Stephenson Cancer Center Physician Investigating Innovative Imaging Technique for Bone Marrow Transplants in National Clinical Trial

  • Category: News
  • Posted On:
Stephenson Cancer Center Physician Investigating Innovative Imaging  Technique for Bone Marrow Transplants in National Clinical Trial

With the lifesaving potential of a bone marrow transplant comes an anxious few weeks of waiting to see if the patient begins producing new cells. A hematology oncologist at OU Health Stephenson Cancer Center is the co-leader of a national clinical trial that could revolutionize the field with an imaging technique that provides an early look at a transplant’s likely success or failure.

The clinical trial represents more than 15 years of work by Jennifer Holter-Chakrabarty, M.D., a bone marrow transplant physician at Stephenson Cancer Center. Her research was launched in response to the tragic outcome of a patient with leukemia who received a bone marrow transplant. She cared for the patient until the point when laboratory and clinical diagnostic techniques available at the time were able to determine if the bone marrow had repopulated. The transplant failed and the patient eventually succumbed to an infection and died.

Holter-Chakrabarty was determined to find a way to see, soon after a transplant, whether the bone marrow is growing. “That was the state of the science at the time – we didn’t have the diagnostic capability of predicting if a transplant would be successful,” she said. “It was very upsetting to lose my patient because I couldn’t tell whether her cells where growing. I am hopeful that this clinical trial will let us know early on whether a transplant is working, so that we can take different steps to intervene if needed. Waiting four to six weeks is too long.”

Holter-Chakrabarty’s research trajectory began after reading a publication by scientists in the Netherlands who had used a new imaging agent called fluorothymidine (FLT) in positron emission tomography (PET) for solid tumors like breast and lung cancer. In that case, FLT imaging provided an excellent view of the bones but a poor look at the breasts and lungs. Holter-Chakrabarty realized that those researchers’ problem was her solution – an imaging agent that could light up the bones to reveal whether marrow was growing.
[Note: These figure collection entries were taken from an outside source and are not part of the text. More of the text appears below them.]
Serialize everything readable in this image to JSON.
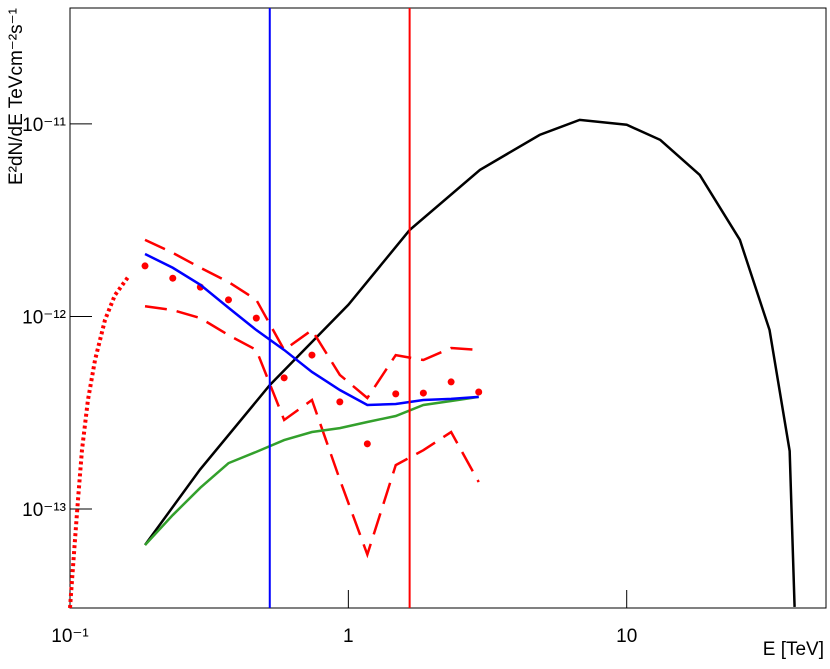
{
  "chart_data": {
    "type": "line",
    "y_label": "E²dN/dE TeVcm⁻²s⁻¹",
    "x_label": "E [TeV]",
    "log_x": true,
    "log_y": true,
    "xlim": [
      0.1,
      52
    ],
    "ylim": [
      3.06e-14,
      4e-11
    ],
    "xticks": [
      {
        "value": 0.1,
        "label": "10⁻¹"
      },
      1,
      10
    ],
    "yticks": [
      {
        "value": 1e-13,
        "label": "10⁻¹³"
      },
      {
        "value": 1e-12,
        "label": "10⁻¹²"
      },
      {
        "value": 1e-11,
        "label": "10⁻¹¹"
      }
    ],
    "series": [
      {
        "color": "#000000",
        "style": "solid",
        "x": [
          0.186,
          0.293,
          0.522,
          1.0,
          1.66,
          2.97,
          4.87,
          6.78,
          10,
          13.2,
          18.3,
          25.5,
          32.6,
          38.5,
          40.1
        ],
        "values": [
          6.5e-14,
          1.6e-13,
          4.4e-13,
          1.15e-12,
          2.81e-12,
          5.77e-12,
          8.77e-12,
          1.05e-11,
          9.9e-12,
          8.26e-12,
          5.43e-12,
          2.5e-12,
          8.5e-13,
          2e-13,
          3.1e-14
        ]
      },
      {
        "color": "#ff0000",
        "style": "dotted",
        "x": [
          0.1,
          0.1017,
          0.1042,
          0.1068,
          0.1104,
          0.116,
          0.123,
          0.1336,
          0.145,
          0.1616
        ],
        "values": [
          3.06e-14,
          4.28e-14,
          6.9e-14,
          1.11e-13,
          2.02e-13,
          3.68e-13,
          5.94e-13,
          9.6e-13,
          1.29e-12,
          1.6e-12
        ]
      },
      {
        "color": "#ff0000",
        "style": "dashed",
        "x": [
          0.186,
          0.234,
          0.294,
          0.371,
          0.467,
          0.588,
          0.74,
          0.932,
          1.17,
          1.48,
          1.86,
          2.34,
          2.94
        ],
        "values": [
          2.5e-12,
          2.14e-12,
          1.79e-12,
          1.51e-12,
          1.22e-12,
          6.7e-13,
          8.5e-13,
          4.97e-13,
          3.77e-13,
          6.3e-13,
          5.94e-13,
          6.86e-13,
          6.7e-13
        ]
      },
      {
        "color": "#ff0000",
        "style": "dashed",
        "x": [
          0.186,
          0.234,
          0.294,
          0.371,
          0.467,
          0.588,
          0.74,
          0.932,
          1.17,
          1.48,
          1.86,
          2.34,
          2.94
        ],
        "values": [
          1.13e-12,
          1.08e-12,
          9.8e-13,
          8e-13,
          6.7e-13,
          2.9e-13,
          3.68e-13,
          1.42e-13,
          5.8e-14,
          1.69e-13,
          2.02e-13,
          2.51e-13,
          1.38e-13
        ]
      },
      {
        "color": "#ff0000",
        "style": "markers",
        "x": [
          0.186,
          0.234,
          0.294,
          0.371,
          0.467,
          0.588,
          0.74,
          0.932,
          1.17,
          1.48,
          1.86,
          2.34,
          2.94
        ],
        "values": [
          1.83e-12,
          1.58e-12,
          1.42e-12,
          1.22e-12,
          9.8e-13,
          4.8e-13,
          6.3e-13,
          3.6e-13,
          2.18e-13,
          3.96e-13,
          4e-13,
          4.57e-13,
          4.05e-13
        ]
      },
      {
        "color": "#33a02c",
        "style": "solid",
        "x": [
          0.186,
          0.234,
          0.294,
          0.371,
          0.467,
          0.588,
          0.74,
          0.932,
          1.17,
          1.48,
          1.86,
          2.34,
          2.94
        ],
        "values": [
          6.5e-14,
          9.3e-14,
          1.29e-13,
          1.73e-13,
          1.98e-13,
          2.28e-13,
          2.51e-13,
          2.63e-13,
          2.83e-13,
          3.04e-13,
          3.47e-13,
          3.64e-13,
          3.82e-13
        ]
      },
      {
        "color": "#0000ff",
        "style": "solid",
        "x": [
          0.186,
          0.234,
          0.294,
          0.371,
          0.467,
          0.588,
          0.74,
          0.932,
          1.17,
          1.48,
          1.86,
          2.34,
          2.94
        ],
        "values": [
          2.11e-12,
          1.79e-12,
          1.46e-12,
          1.11e-12,
          8.5e-13,
          6.7e-13,
          5.15e-13,
          4.15e-13,
          3.47e-13,
          3.51e-13,
          3.68e-13,
          3.73e-13,
          3.82e-13
        ]
      }
    ],
    "vlines": [
      {
        "x": 0.522,
        "color": "#0000ff"
      },
      {
        "x": 1.66,
        "color": "#ff0000"
      }
    ]
  }
}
FLT’s potential is in how it differs from the current standard imaging agent, FDG (fluorodeoxyglucose). Because FDG is tied to glucose, when used for imaging, it recognizes any cell that is active, whether dividing or because of inflammation. However, the thymidine in FLT only distinguishes cells that that are dividing – the exact behavior of a bone marrow transplant that is working as intended.

Holter-Chakrabarty first tested FLT imaging in the laboratory, where it allowed her to see bone marrow repopulating in mice whose marrow had been irradiated. She then tested it in a small clinical trial in bone marrow transplant patients who were at low risk of failure because of the similarity of the donor’s marrow. Again, that trial demonstrated that FLT imaging could accurately predict early marrow growth, as well as the safety of FLT.

In the current trial, Holter-Chakrabarty is testing FLT imaging in patients whose type of bone marrow transplant puts them at a 10-12% chance of failure. In particular, the patients have undergone cord blood transplants, which use donated cells from a mother’s placenta, and haplo-identical transplants, which are matched by half, usually siblings or parents of the recipient. Patients will undergo imaging one day prior to transplant, at five to nine days after transplant, and again 28 days after. In another cohort, patients who are not producing new cells by day 24 will undergo a single FLT image to determine whether the transplant is delayed or has failed.

The trial also will allow Holter-Chakrabarty to study different biomarkers to learn more about why some transplant recipients are more at risk for failure than others.

“The more we know about the biology of the process, like understanding which proteins are in particular places and what types of modifications occur in the cells, the more we can be very direct and prescriptive about how we make changes to help the patient early on,” she said.

The clinical trial, funded by the National Institutes of Health, will enroll 50 patients at three centers: OU Health, Emory University and the University of Michigan. Holter-Chakrabarty’s colleagues at the two other sites lead the project with her. If successful, the trial will mark a major leap forward for bone marrow transplant physicians and the blood cancer patients they treat. Patients whose bone marrow transplants fail only have a 30% survival rate over three years. Moving closer to improving those odds is gratifying, Holter-Chakrabarty said.

“It has been very exciting to reach this point,” she said. “To be able to see bone marrow growing in a human while you’re doing the transplant is a first for our field. This trial is addressing the very problem I faced when I lost my patient all those years ago, and it will provide hope for our patients in the future.”